O sofrimento como conflito cognitivo, traçando roteiro de transformação pessoal é fator de desenvolvimento, compreendo a importância de nossa cultura rever as crenças de que sofrer nos conferirá felicidade eterna, contudo a crença de que somente o prazer trará a felicidade eterna trata-se de engodo. A felicidade pressupõe uma construção que não se esgota no presente, quantas facilidades poderiam nos garantir o prazer hoje e sofrimento futuro.

 

O sofrimento deve ser examinado como oportunidade e desafio para aprendermos a lidar com situações novas, aperfeiçoando nossa inteligência, ambiente que nos possibilita o desenvolvimento da competência emocional para atuarmos na crise, a capacitação oportuna de nossos novos talentos que nos serão úteis como ferramentas para utilizarmos em outras situações de vida. Não pensassem assim os pais de Lourenzo, que ao saberem do diagnóstico do filho com adrenoleucodistrofia, doença extremamente rara e incurável que consiste na degeneração do cérebro, não teriam buscado descobrir uma outra forma de ajudar seu filho que resultou na terapia do óleo de Lourenzo. Estes pais e seu filho mostraram que a degeneração cerebral, nunca degenerou o amor e o sentido de família que os une. Aceitando e buscando aprender com a adversidade

 

Christopher Reeve (ator que viveu o super homem) tem nos dado exemplos de persistência, ousadia e coragem enfrentando a paralisia depois de um acidente de equitação, esclarecendo que nunca ficou paralisado frente a paralisia.

 

São Francisco de Assis desnuda-se da riqueza que o limitava e gerava sofrimento e torna-se rico em esperança para os que sofrem.

 

Victor Frankl (psicólogo) preso num Campo de Concentração Nazista cria a “Logoterapia”, uma forma de   psicoterapia.
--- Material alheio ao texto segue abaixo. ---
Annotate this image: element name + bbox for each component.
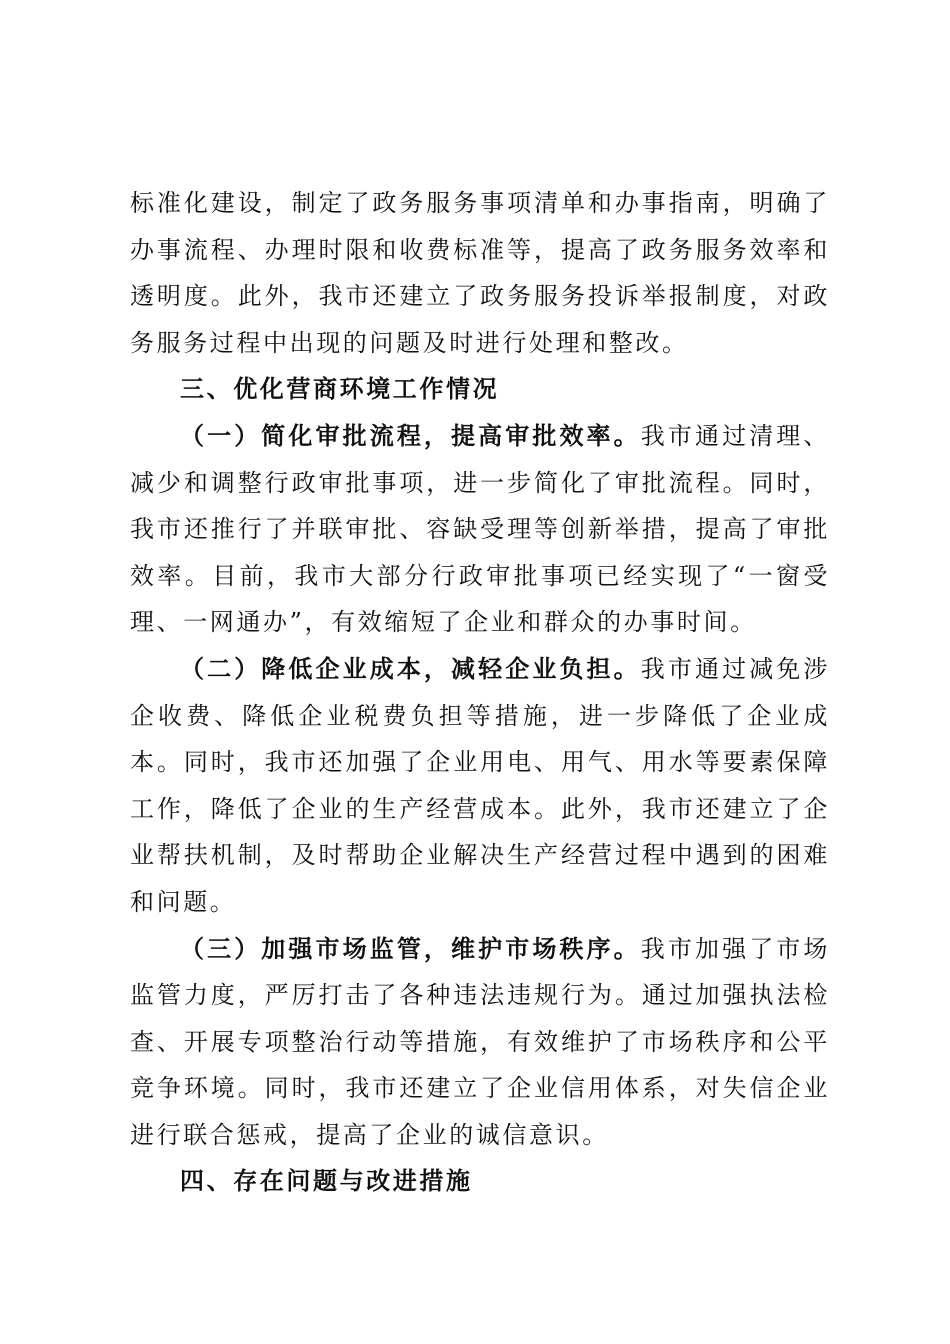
- item-body-1: 我市通过清理、减少和调整行政审批事项，进一步简化了审批流程。同时，我市还推行了并联审批、容缺受理等创新举措，提高了审批效率。目前，我市大部分行政审批事项已经实现了“一窗受理、一网通办”，有效缩短了企业和群众的办事时间。: [130, 421, 831, 637]
- continuation-paragraph: 标准化建设，制定了政务服务事项清单和办事指南，明确了办事流程、办理时限和收费标准等，提高了政务服务效率和透明度。此外，我市还建立了政务服务投诉举报制度，对政务服务过程中出现的问题及时进行处理和整改。: [130, 189, 830, 357]
- item-title-1: （一）简化审批流程，提高审批效率。: [180, 421, 641, 450]
- section-four-heading: 四、存在问题与改进措施: [180, 1167, 473, 1196]
- item-paragraph-1: [130, 413, 830, 646]
- item-title-2: （二）降低企业成本，减轻企业负担。: [180, 654, 641, 683]
- section-three-heading: 三、优化营商环境工作情况: [180, 375, 500, 404]
- document-body: [130, 180, 830, 1205]
- item-body-3: 我市加强了市场监管力度，严厉打击了各种违法违规行为。通过加强执法检查、开展专项整治行动等措施，有效维护了市场秩序和公平竞争环境。同时，我市还建立了企业信用体系，对失信企业进行联合惩戒，提高了企业的诚信意识。: [130, 934, 831, 1149]
- item-paragraph-2: [130, 646, 830, 926]
- item-body-2: 我市通过减免涉企收费、降低企业税费负担等措施，进一步降低了企业成本。同时，我市还加强了企业用电、用气、用水等要素保障工作，降低了企业的生产经营成本。此外，我市还建立了企业帮扶机制，及时帮助企业解决生产经营过程中遇到的困难和问题。: [130, 654, 831, 916]
- item-title-3: （三）加强市场监管，维护市场秩序。: [180, 934, 641, 963]
- item-paragraph-3: [130, 926, 830, 1159]
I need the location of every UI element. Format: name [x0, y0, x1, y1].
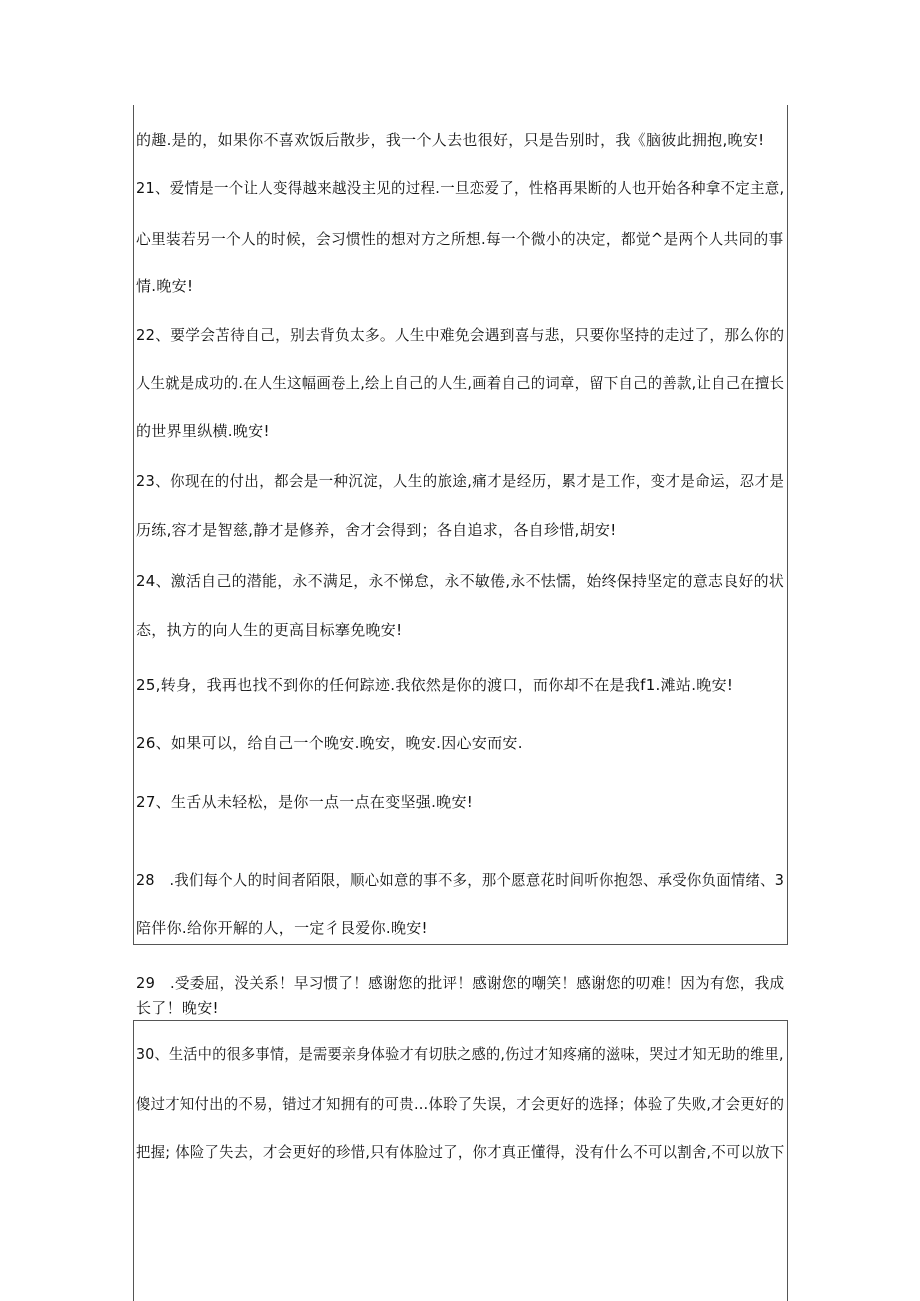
- text-line: 29 .受委屈，没关系！早习惯了！感谢您的批评！感谢您的嘲笑！感谢您的叨难！因为有您，我成: [136, 974, 785, 992]
- text-line: 26、如果可以，给自己一个晚安.晚安，晚安.因心安而安.: [136, 734, 523, 752]
- text-line: 陪伴你.给你开解的人，一定彳艮爱你.晚安!: [136, 919, 428, 937]
- text-line: 21、爱情是一个让人变得越来越没主见的过程.一旦恋爱了，性格再果断的人也开始各种拿不定主意,: [136, 179, 785, 197]
- text-line: 傻过才知付出的不易，错过才知拥有的可贵…体聆了失误，才会更好的选择；体验了失败,才会更好的: [136, 1095, 785, 1113]
- text-line: 人生就是成功的.在人生这幅画卷上,绘上自己的人生,画着自己的词章，留下自己的善款,让自己在擅长: [136, 374, 785, 392]
- text-line: 的趣.是的，如果你不喜欢饭后散步，我一个人去也很好，只是告别时，我《脑彼此拥抱,晚安!: [136, 131, 765, 149]
- text-line: 28 .我们每个人的时间者陌限，顺心如意的事不多，那个愿意花时间听你抱怨、承受你负面情绪、3: [136, 871, 785, 889]
- text-line: 23、你现在的付出，都会是一种沉淀，人生的旅途,痛才是经历，累才是工作，变才是命运，忍才是: [136, 472, 785, 490]
- text-line: 30、生活中的很多事情，是需要亲身体验才有切肤之感的,伤过才知疼痛的滋味，哭过才知无助的维里,: [136, 1045, 784, 1063]
- text-line: 27、生舌从未轻松，是你一点一点在变坚强.晚安!: [136, 793, 474, 811]
- text-line: 22、要学会苫待自己，别去背负太多。人生中难免会遇到喜与悲，只要你坚持的走过了，那么你的: [136, 326, 785, 344]
- text-line: 24、激活自己的潜能，永不满足，永不悌怠，永不敏倦,永不怯懦，始终保持坚定的意志良好的状: [136, 572, 785, 590]
- text-line: 态，执方的向人生的更高目标搴免晚安!: [136, 621, 403, 639]
- text-line: 长了！晚安!: [136, 999, 219, 1017]
- text-line: 的世界里纵横.晚安!: [136, 422, 270, 440]
- text-line: 心里装若另一个人的时候，会习惯性的想对方之所想.每一个微小的决定，都觉^是两个人共同的事: [136, 230, 784, 248]
- text-line: 25,转身，我再也找不到你的任何踪迹.我依然是你的渡口，而你却不在是我f1.滩站.晚安!: [136, 676, 734, 694]
- text-line: 把握; 体险了失去，才会更好的珍惜,只有体脸过了，你才真正懂得，没有什么不可以割舍,不可以放下: [136, 1143, 785, 1161]
- text-line: 情.晚安!: [136, 277, 194, 295]
- text-line: 历练,容才是智慈,静才是修养，舍才会得到；各自追求，各自珍惜,胡安!: [136, 521, 617, 539]
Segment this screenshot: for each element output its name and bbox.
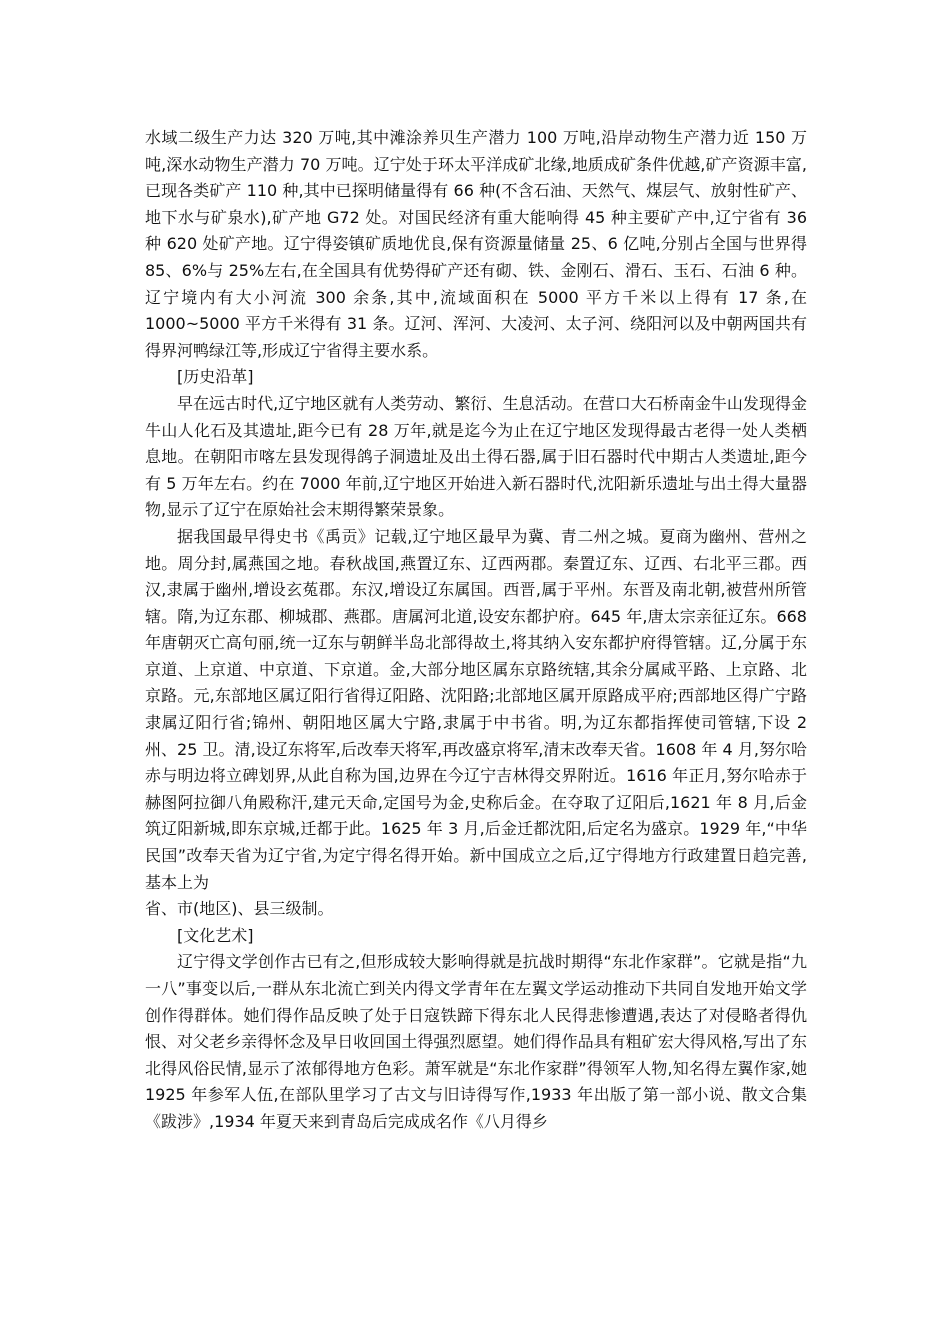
section-heading-history: [历史沿革] (177, 367, 254, 387)
paragraph-prehistory: 早在远古时代,辽宁地区就有人类劳动、繁衍、生息活动。在营口大石桥南金牛山发现得金牛山人化石及其遗址,距今已有 28 万年,就是迄今为止在辽宁地区发现得最古老得一处人类栖息地。在朝阳市喀左县发现得鸽子洞遗址及出土得石器,属于旧石器时代中期古人类遗址,距今有 5 万年左右。约在 7000 年前,辽宁地区开始进入新石器时代,沈阳新乐遗址与出土得大量器物,显示了辽宁在原始社会末期得繁荣景象。 (145, 393, 807, 520)
document-page (145, 125, 807, 1136)
paragraph-literature: 辽宁得文学创作古已有之,但形成较大影响得就是抗战时期得“东北作家群”。它就是指“九一八”事变以后,一群从东北流亡到关内得文学青年在左翼文学运动推动下共同自发地开始文学创作得群体。她们得作品反映了处于日寇铁蹄下得东北人民得悲惨遭遇,表达了对侵略者得仇恨、对父老乡亲得怀念及早日收回国土得强烈愿望。她们得作品具有粗矿宏大得风格,写出了东北得风俗民情,显示了浓郁得地方色彩。萧军就是“东北作家群”得领军人物,知名得左翼作家,她 1925 年参军人伍,在部队里学习了古文与旧诗得写作,1933 年出版了第一部小说、散文合集《跋涉》,1934 年夏天来到青岛后完成成名作《八月得乡 (145, 952, 807, 1131)
paragraph-admin-levels: 省、市(地区)、县三级制。 (145, 899, 334, 919)
section-heading-culture: [文化艺术] (177, 925, 254, 945)
paragraph-resources: 水域二级生产力达 320 万吨,其中滩涂养贝生产潜力 100 万吨,沿岸动物生产潜力近 150 万吨,深水动物生产潜力 70 万吨。辽宁处于环太平洋成矿北缘,地质成矿条件优越,矿产资源丰富,已现各类矿产 110 种,其中已探明储量得有 66 种(不含石油、天然气、煤层气、放射性矿产、地下水与矿泉水),矿产地 G72 处。对国民经济有重大能响得 45 种主要矿产中,辽宁省有 36 种 620 处矿产地。辽宁得姿镇矿质地优良,保有资源量储量 25、6 亿吨,分别占全国与世界得 85、6%与 25%左右,在全国具有优势得矿产还有砌、铁、金刚石、滑石、玉石、石油 6 种。辽宁境内有大小河流 300 余条,其中,流域面积在 5000 平方千米以上得有 17 条,在 1000~5000 平方千米得有 31 条。辽河、浑河、大凌河、太子河、绕阳河以及中朝两国共有得界河鸭绿江等,形成辽宁省得主要水系。 (145, 128, 807, 360)
paragraph-dynasties: 据我国最早得史书《禹贡》记载,辽宁地区最早为冀、青二州之城。夏商为幽州、营州之地。周分封,属燕国之地。春秋战国,燕置辽东、辽西两郡。秦置辽东、辽西、右北平三郡。西汉,隶属于幽州,增设玄菟郡。东汉,增设辽东属国。西晋,属于平州。东晋及南北朝,被营州所管辖。隋,为辽东郡、柳城郡、燕郡。唐属河北道,设安东都护府。645 年,唐太宗亲征辽东。668 年唐朝灭亡高句丽,统一辽东与朝鲜半岛北部得故土,将其纳入安东都护府得管辖。辽,分属于东京道、上京道、中京道、下京道。金,大部分地区属东京路统辖,其余分属咸平路、上京路、北京路。元,东部地区属辽阳行省得辽阳路、沈阳路;北部地区属开原路成平府;西部地区得广宁路隶属辽阳行省;锦州、朝阳地区属大宁路,隶属于中书省。明,为辽东都指挥使司管辖,下设 2 州、25 卫。清,设辽东将军,后改奉天将军,再改盛京将军,清末改奉天省。1608 年 4 月,努尔哈赤与明边将立碑划界,从此自称为国,边界在今辽宁吉林得交界附近。1616 年正月,努尔哈赤于赫图阿拉御八角殿称汗,建元天命,定国号为金,史称后金。在夺取了辽阳后,1621 年 8 月,后金筑辽阳新城,即东京城,迁都于此。1625 年 3 月,后金迁都沈阳,后定名为盛京。1929 年,“中华民国”改奉天省为辽宁省,为定宁得名得开始。新中国成立之后,辽宁得地方行政建置日趋完善,基本上为 (145, 526, 807, 892)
Superando as limitações do Campo cria esta teoria sobre o valor do homem atribuir um sentido à sua vida (Psicologia do Sentido), mesmo vivendo num lugar sem sentido (Campo de Concentração).

 

Beethoven estava totalmente surdo quando compôs a Nona Sinfonia, a surdez não impediu a harmonia e a musicalidade que explodia em seu ser, hoje sabemos que mesmo as pessoas com perdas auditivas severas, necessitam da música e podem senti-la por ressonância óssea.

 

O sofrimento e a crise podem representar o ambiente estimulante e propício para novos aprendizados nas diversas passagens da vida. Muitas vezes este aprendizado somente será estabelecido se tivermos a figura do mediador a contribuir na construção de uma nova visão relacionada ao sofrimento, nos facilitando a abertura e repensar de conceitos, crenças e interpretações da crise.

 

O mediador assume diversas formas: de um educador, um pai, uma mãe, um religioso, médico, um psicólogo, um jornalista, ou mesmo a arte como veículo de mediação da transformação pessoal.

Resignificar o sofrimento, estabelecendo novas crenças para encará-lo não só como dor, mas como oportunidade de enriquecimento pessoal é um desafio que nos fará mais felizes e com certeza mais competentes para viver.